Your Brain’s Love-Hate Relationship with the Future



How, as an organisational psychologist, did I become so fascinated with the future?


It’s because thinking about the future is the most important thing we do. Life is really just a flow of decisions, and every decision requires us to consider the future.


By some measures, thinking about the future is ALL a healthy brain does. Psychologist Lisa Feldman Barrett argues that the human mind isn’t for thinking, but rather for budgeting. Its primary mission remains what it has been for millions of years, and what it is for all animals, and that is keeping the body alive. And the best way to do this is to make sure it has enough resources for now and the foreseeable future.


To this end, it is continually calling upon past experience to generate predictions about the future. The amazing part here is that your experience of a situation may be simply what the brain constructed ahead of time – If all goes to plan, your senses merely confirm the expectation. Only the unexpected is noticed, and in this way the brain can better manage the sensory overload it would have to endure by reacting real-time to everything going on around you.


Research into what people are thinking about at any one time showed that we are three times more likely to be thinking about the future as the past, and most of this prospective thinking was planning.


Yet most of this is short term, and increasingly we are asked to look much further into the future when making decisions.

I have for a long time been curious about the impact of change on individuals, especially the kind of rapid change I experienced in Asia. For my doctorate I researched adaptability among Chinese knowledge workers, many of whom in their lifetimes have undergone change that took numerous generations in the West.


Adaptability certainly seems to be important during rapid change, but perhaps the biggest takeaway for me from the research was the need to better understand the future, a field of study known as foresight.


My conclusion: Effective adaptability is mostly foresight.


In other words, if you can

  1. get a good grasp on what might happen in the future

  2. form an opinion about what you want from the future

  3. embrace the uncertainty of the future

then it doesn’t much matter what happens to you because you’ve probably already thought about it.


But thinking about the long-term future is hard, and brains are notoriously lazy. It’s much easier to imagine tomorrow afternoon than it is next year, so your brain usually doesn’t bother. Research shows that your mind regards your future self as it would a stranger.


Not only that, but brains sometimes go wrong. I mentioned earlier that all a healthy mind does is think about the future. So what does an unhealthy mind do?

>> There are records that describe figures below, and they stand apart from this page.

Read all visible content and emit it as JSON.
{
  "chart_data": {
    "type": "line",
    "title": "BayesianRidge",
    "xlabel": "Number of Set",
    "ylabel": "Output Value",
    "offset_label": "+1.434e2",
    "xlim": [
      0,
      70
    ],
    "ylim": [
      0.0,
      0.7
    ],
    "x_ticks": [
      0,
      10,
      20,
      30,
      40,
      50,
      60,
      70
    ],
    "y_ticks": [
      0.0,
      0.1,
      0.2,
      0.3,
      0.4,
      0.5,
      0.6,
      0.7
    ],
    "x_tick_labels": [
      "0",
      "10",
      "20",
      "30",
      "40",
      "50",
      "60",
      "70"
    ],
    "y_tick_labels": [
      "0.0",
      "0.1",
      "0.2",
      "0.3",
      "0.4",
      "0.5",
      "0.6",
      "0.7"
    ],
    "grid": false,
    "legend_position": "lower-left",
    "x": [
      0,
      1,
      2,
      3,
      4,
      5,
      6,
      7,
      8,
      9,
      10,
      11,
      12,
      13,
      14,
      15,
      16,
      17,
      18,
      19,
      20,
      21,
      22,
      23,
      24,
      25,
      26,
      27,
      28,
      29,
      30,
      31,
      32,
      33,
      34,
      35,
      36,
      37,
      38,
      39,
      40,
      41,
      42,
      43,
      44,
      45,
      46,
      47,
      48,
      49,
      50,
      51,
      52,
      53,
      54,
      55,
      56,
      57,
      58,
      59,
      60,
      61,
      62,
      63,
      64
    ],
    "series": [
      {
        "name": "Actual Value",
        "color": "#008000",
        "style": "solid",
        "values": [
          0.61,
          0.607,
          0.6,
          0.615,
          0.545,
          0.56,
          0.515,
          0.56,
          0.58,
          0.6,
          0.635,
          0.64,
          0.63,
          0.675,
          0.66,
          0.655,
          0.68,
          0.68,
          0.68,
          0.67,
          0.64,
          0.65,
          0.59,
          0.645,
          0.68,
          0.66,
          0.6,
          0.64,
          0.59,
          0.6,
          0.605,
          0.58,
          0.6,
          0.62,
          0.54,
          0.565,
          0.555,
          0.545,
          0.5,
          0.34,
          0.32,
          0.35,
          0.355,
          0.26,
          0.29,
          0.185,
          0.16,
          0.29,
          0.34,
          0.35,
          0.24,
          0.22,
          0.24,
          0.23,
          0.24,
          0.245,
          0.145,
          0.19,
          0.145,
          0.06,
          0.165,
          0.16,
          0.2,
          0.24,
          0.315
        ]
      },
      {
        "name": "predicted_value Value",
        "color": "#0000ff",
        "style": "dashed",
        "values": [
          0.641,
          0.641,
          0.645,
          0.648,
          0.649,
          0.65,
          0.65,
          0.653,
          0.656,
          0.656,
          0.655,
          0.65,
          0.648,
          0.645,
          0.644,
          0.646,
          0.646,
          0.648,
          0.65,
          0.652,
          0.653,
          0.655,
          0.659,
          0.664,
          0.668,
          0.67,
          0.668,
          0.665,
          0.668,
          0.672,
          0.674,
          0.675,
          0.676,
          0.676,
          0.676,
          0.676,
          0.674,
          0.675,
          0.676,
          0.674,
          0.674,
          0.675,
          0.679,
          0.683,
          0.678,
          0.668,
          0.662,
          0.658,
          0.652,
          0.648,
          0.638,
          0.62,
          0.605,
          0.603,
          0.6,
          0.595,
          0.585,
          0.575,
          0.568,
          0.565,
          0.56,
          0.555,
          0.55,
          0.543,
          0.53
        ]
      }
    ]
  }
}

Psychiatrist Aaron Beck defined depression as holding a negative view of the world, the self and the future. But he suggested that these three characteristics might not be just symptoms, but rather the cause. Taking this further, leading psychologist Martin Seligman believes that the future may be the most important of these, or even the only one that matters. In particular, those with depression demonstrate:

  • poor generation of possible futures. In other words, a lack of imagination, especially when considering positive futures.

  • poor evaluation of possible futures. This is the tendency to overestimate risk and predict worse outcomes than other people. This can lead to a dangerous sense of hopelessness.

  • underlying global negative beliefs about the future. This is the attribution of expectations about good outcomes to external events, and about poor outcomes to personal shortcomings.

It is difficult to survive if you aren’t thinking productively about the future and your role in it.


The capacity for foresight in humans, unique in the animal kingdom, is therefore not only a gift to be cultivated and nurtured. It is also central to our ability to make decisions in a rapidly changing and increasingly long-term world.